On imaginait alors un monde sans conflit, sans virus, sans caprice du destin, assurant la bonne circulation des biens, des matières premières, des capitaux, des idées (les mêmes de préférence). Assurément, la zone euro n'aurait plus eu à se soucier de ces considérations bassement matérielles, et aurait pu se projeter vers le mieux vivre ensemble. Et quel meilleur label qualité que le lancement d'une devise commune pour sceller le pacte. Vu sous cet angle, l'euro ressemble alors à une ruse de la raison économique, sa seule existence suffisant à garantir la bonne santé de la bête : la zone euro pouvait exister puisque la devise euro existait.

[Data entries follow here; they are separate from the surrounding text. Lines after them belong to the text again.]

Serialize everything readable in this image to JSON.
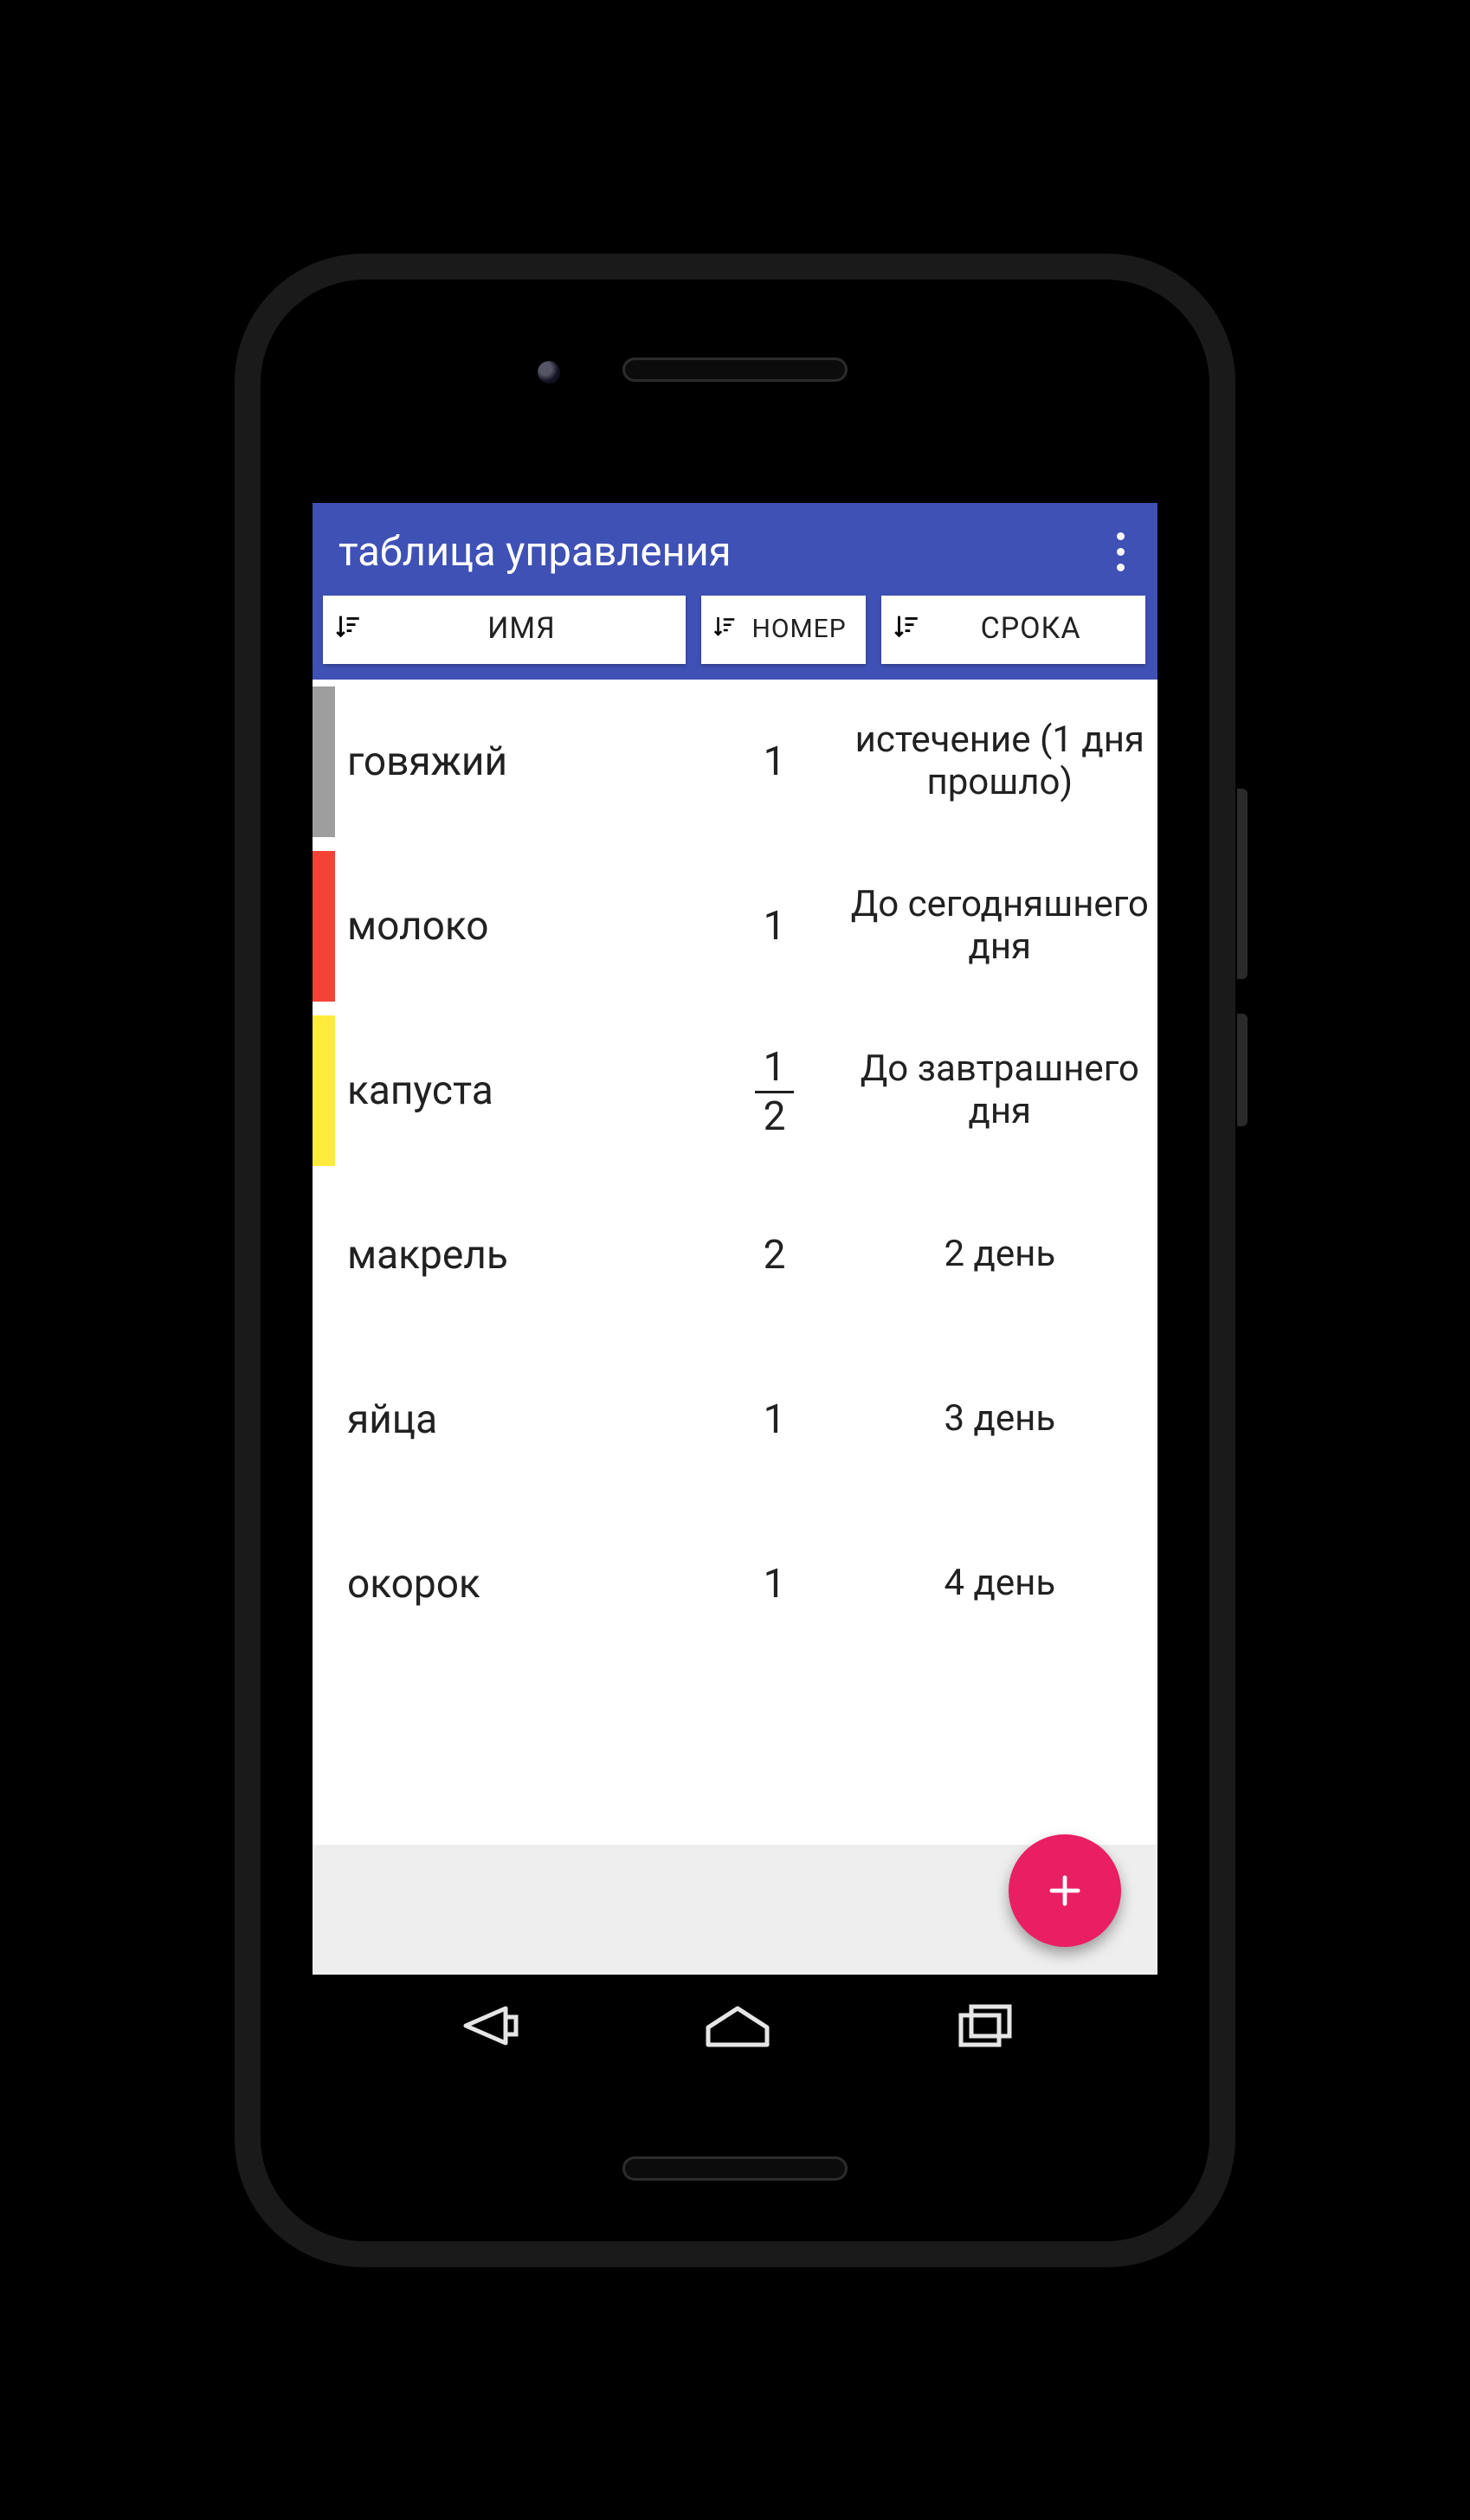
{
  "app_bar": {
    "title": "таблица управления"
  },
  "sort": {
    "name": "ИМЯ",
    "number": "НОМЕР",
    "expiry": "СРОКА"
  },
  "status_colors": {
    "expired": "#9e9e9e",
    "today": "#f44336",
    "tomorrow": "#ffeb3b"
  },
  "rows": [
    {
      "marker": "gray",
      "name": "говяжий",
      "qty": "1",
      "expiry": "истечение (1 дня прошло)"
    },
    {
      "marker": "red",
      "name": "молоко",
      "qty": "1",
      "expiry": "До сегодняшнего дня"
    },
    {
      "marker": "yellow",
      "name": "капуста",
      "qty_num": "1",
      "qty_den": "2",
      "expiry": "До завтрашнего дня"
    },
    {
      "marker": "none",
      "name": "макрель",
      "qty": "2",
      "expiry": "2 день"
    },
    {
      "marker": "none",
      "name": "яйца",
      "qty": "1",
      "expiry": "3 день"
    },
    {
      "marker": "none",
      "name": "окорок",
      "qty": "1",
      "expiry": "4 день"
    }
  ],
  "fab": {
    "label": "+"
  },
  "accent": "#3f51b5",
  "fab_color": "#e91e63"
}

Mais les bonnes intentions des participants ne suffisent pas toujours à aller dans une bonne direction commune. Parfois le tout fait moins que la somme des parties. Il arrive même que le tout ne soit qu'un tas, pour paraphraser la formule de Régis Debray. En vérité, il se pourrait que l'euro ne soit pas devenu faible, mais plutôt qu'il n'ait jamais été fort. Après tout, rien de bien neuf. Mario Draghi avait déjà vendu la mèche en annonçant que l'euro était comme un bourdon :

« il ne peut pas voler, mais il vole ».